Testemunha da morte de médico estava ‘indecisa’ ao reconhecer 1º menor

Um dia depois de ter apontado em um álbum de fotos com vários possíveis suspeitos quem teria sido o autor do crime que matou o médico Jaime Gold, de 56 anos, a única testemunha ocular do esfaqueamento, um frentista de 28 anos, admitiu, em entrevista ao jornal O Estado de S. Paulo, que “estava meio indeciso em dizer quem era quem” ao reconhecer, para investigadores da Delegacia de Homicídios (DH), o adolescente de 16 anos, o primeiro a ser apreendido pela delegada Patrícia Aguiar neste caso.

Foi a partir desse reconhecimento que a Polícia Civil foi até Manguinhos, comunidade da zona norte do Rio de Janeiro, para prender o primeiro adolescente. O frentista teria confirmado de que se tratava mesmo deste suspeito depois de ter visto uma foto do jovem depois de apreendido. De acordo com a delegada responsável pelo caso, ele foi “categórico”. Na última quarta-feira, 27, ela deu o caso como “encerrado”.

Na madrugada desta terça-feira, 2, um jovem de 15 anos compareceu, à pedido da família, à 25ª Delegacia de Polícia (Engenho Novo) e confessou participação no crime. Ele também inocentou o primeiro suspeito apreendido. No mesmo dia, ele foi ouvido no Fórum de Olaria, na zona norte, pelo promotor Renato Lisboa.

Para a reportagem, o frentista que reconheceu o menino contou que havia comparecido à DH e lhe haviam sido apresentadas fotos de vários garotos parecidos. “Me mostraram várias fotos e eu reconheci um”, disse, no dia 21 de maio. No entanto, admitiu que a ação foi “muito rápida”.

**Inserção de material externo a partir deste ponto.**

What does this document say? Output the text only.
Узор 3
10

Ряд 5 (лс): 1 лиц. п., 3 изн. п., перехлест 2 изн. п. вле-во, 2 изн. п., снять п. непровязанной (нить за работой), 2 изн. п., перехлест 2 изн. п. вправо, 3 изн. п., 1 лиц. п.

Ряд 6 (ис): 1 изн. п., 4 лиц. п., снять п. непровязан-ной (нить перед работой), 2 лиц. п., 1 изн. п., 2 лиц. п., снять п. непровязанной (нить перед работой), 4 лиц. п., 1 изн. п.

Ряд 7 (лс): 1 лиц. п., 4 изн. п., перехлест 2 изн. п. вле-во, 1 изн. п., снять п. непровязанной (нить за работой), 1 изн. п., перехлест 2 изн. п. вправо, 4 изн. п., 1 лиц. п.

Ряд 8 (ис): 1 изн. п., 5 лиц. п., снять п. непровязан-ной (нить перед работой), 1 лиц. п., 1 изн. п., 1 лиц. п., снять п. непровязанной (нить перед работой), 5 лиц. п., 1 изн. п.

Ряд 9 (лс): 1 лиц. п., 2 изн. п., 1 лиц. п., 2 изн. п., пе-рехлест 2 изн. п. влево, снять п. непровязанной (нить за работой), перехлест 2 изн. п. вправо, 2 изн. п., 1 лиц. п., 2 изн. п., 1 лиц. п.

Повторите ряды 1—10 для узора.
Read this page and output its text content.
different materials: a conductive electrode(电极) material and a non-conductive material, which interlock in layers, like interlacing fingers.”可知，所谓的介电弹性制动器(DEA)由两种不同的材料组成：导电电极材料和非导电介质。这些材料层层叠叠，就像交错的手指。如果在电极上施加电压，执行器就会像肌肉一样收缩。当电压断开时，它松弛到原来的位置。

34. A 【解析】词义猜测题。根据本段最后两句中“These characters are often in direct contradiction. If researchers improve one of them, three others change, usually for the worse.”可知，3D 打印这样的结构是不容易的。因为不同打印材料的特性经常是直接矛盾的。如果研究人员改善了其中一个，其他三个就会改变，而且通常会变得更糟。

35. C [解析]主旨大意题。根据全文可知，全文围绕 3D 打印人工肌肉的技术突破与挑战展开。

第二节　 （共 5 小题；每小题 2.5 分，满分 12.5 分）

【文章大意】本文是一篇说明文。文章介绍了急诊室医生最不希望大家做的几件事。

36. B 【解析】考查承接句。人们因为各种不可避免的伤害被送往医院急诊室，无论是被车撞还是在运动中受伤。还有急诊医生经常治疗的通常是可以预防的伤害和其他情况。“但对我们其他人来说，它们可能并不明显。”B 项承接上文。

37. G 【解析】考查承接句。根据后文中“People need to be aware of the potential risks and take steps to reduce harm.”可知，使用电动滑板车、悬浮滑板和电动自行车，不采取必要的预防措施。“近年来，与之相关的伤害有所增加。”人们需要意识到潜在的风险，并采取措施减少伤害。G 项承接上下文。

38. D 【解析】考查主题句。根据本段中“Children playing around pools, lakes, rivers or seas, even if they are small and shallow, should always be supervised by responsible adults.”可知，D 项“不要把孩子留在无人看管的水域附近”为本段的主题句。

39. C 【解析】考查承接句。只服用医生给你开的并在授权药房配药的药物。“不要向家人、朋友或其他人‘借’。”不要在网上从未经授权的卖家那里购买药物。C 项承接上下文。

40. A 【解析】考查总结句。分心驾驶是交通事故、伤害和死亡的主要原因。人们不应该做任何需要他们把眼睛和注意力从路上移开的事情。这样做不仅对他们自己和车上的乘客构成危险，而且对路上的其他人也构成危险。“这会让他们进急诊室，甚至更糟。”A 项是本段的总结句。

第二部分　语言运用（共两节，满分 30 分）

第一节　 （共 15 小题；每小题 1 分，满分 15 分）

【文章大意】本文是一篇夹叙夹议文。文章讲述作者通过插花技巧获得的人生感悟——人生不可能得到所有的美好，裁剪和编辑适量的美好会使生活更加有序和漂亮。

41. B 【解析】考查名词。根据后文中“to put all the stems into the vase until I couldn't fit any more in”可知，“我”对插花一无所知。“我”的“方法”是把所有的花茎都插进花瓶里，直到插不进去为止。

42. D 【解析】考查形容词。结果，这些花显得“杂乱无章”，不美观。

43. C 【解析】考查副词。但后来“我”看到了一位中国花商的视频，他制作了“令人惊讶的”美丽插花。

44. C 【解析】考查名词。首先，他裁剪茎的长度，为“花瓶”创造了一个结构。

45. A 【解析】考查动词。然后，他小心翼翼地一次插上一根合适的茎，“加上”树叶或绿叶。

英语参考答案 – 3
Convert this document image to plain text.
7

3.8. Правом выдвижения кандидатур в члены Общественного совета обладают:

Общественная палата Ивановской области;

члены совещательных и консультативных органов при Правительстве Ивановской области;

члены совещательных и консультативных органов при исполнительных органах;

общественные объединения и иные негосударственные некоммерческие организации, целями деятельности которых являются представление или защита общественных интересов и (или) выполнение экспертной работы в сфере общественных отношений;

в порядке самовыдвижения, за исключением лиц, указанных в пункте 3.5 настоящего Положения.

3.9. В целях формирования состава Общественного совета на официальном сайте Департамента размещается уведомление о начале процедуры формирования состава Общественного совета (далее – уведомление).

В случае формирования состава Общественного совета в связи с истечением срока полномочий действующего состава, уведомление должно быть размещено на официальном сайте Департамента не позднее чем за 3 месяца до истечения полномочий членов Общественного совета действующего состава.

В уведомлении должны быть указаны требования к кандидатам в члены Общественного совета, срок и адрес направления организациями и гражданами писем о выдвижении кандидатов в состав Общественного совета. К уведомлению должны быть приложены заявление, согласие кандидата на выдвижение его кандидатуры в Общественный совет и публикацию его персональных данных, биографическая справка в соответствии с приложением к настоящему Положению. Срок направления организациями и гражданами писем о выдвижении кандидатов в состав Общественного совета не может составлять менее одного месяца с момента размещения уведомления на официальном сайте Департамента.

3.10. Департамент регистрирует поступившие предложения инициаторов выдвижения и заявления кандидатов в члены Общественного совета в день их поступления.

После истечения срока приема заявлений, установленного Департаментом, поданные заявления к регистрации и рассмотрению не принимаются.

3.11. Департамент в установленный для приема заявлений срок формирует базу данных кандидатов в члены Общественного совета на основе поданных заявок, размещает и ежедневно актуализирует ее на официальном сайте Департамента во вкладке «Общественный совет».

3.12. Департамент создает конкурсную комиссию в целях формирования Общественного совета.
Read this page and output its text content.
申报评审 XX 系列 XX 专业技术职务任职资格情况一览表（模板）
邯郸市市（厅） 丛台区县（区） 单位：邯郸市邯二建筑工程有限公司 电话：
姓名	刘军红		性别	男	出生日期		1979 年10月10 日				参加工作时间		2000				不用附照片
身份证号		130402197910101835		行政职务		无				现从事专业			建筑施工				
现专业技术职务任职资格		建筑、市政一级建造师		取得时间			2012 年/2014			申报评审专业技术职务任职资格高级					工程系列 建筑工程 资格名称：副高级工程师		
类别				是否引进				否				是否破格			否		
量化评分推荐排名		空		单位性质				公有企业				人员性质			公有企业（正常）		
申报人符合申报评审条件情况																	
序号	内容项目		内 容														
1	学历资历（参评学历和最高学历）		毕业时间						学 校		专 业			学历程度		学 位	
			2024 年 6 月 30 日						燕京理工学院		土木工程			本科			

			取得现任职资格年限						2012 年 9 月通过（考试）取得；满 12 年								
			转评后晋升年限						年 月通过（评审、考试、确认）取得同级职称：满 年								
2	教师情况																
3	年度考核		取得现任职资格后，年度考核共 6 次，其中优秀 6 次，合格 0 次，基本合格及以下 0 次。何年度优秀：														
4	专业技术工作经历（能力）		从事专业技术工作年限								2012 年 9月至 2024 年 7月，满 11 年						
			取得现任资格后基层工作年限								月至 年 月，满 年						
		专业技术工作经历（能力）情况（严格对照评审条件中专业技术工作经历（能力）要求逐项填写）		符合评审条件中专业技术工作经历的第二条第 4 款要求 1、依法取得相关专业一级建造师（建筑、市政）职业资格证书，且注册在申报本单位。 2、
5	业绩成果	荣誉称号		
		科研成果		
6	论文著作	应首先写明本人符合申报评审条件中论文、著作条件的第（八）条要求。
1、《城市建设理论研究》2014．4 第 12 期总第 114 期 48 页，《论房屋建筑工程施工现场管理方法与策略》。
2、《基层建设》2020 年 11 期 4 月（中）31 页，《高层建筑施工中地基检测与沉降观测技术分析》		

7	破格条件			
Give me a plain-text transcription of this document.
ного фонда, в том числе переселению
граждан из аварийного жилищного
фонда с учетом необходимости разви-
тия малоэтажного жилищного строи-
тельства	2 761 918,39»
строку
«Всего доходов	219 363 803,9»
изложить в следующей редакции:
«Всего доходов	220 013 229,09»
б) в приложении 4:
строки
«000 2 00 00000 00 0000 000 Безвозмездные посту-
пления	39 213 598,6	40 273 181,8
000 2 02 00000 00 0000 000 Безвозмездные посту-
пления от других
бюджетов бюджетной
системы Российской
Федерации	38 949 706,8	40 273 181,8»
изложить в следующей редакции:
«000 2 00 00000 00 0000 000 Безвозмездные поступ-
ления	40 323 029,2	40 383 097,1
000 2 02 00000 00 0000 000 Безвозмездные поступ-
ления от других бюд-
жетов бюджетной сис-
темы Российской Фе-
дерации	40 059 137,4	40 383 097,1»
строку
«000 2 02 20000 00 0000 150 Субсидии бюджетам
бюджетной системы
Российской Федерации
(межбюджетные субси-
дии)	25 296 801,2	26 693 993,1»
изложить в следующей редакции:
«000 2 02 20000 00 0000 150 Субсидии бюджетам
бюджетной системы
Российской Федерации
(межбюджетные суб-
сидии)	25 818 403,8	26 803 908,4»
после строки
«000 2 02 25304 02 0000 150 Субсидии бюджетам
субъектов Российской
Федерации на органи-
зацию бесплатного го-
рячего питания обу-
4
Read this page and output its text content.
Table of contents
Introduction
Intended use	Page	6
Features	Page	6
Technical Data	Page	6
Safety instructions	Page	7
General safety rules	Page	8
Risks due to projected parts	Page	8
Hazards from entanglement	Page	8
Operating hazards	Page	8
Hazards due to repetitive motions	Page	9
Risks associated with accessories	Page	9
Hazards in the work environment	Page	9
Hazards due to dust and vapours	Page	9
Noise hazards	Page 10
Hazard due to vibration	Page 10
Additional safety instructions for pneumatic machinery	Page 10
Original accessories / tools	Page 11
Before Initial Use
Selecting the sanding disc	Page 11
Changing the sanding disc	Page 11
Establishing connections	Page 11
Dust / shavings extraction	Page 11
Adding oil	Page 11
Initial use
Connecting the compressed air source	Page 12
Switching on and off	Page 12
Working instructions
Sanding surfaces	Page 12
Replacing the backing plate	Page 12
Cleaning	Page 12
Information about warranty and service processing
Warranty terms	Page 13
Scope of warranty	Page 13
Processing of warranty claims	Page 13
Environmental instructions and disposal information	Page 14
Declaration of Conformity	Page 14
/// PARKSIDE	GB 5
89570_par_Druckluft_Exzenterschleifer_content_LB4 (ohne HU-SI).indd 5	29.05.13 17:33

“Eles me mostraram inúmeras (fotos), mas como são vários e são muito parecidos, eu fiquei até assim, meio indeciso em dizer quem era quem. O fato aconteceu muito rápido, muito rápido mesmo. Eles agiram muito rápido”, afirmou.

Nesta ocasião, ele disse que os adolescentes que cometeram o crime eram dois: um pardo e um negro, “muito franzinos” e com corte de cabelo igual. Os dois suspeitos apreendidos inicialmente pela DH, entretanto, são negros. Já em seu primeiro depoimento à DH, a testemunha disse que um dos jovens era negro e outro, branco.

De acordo com o delegado adjunto da Divisão de Homicídios, Giniton Lages, a DH vai pedir à Justiça que os três jovens passem por uma acareação. Segundo o delegado, o Ministério Público já representou à Justiça pela internação desse terceiro adolescente.

O outro adolescente de 15 anos que confessou participação no caso e foi apreendido no último dia 27 disse que o de 16 anos não só participou do assalto como teria dado as facadas que mataram o médico.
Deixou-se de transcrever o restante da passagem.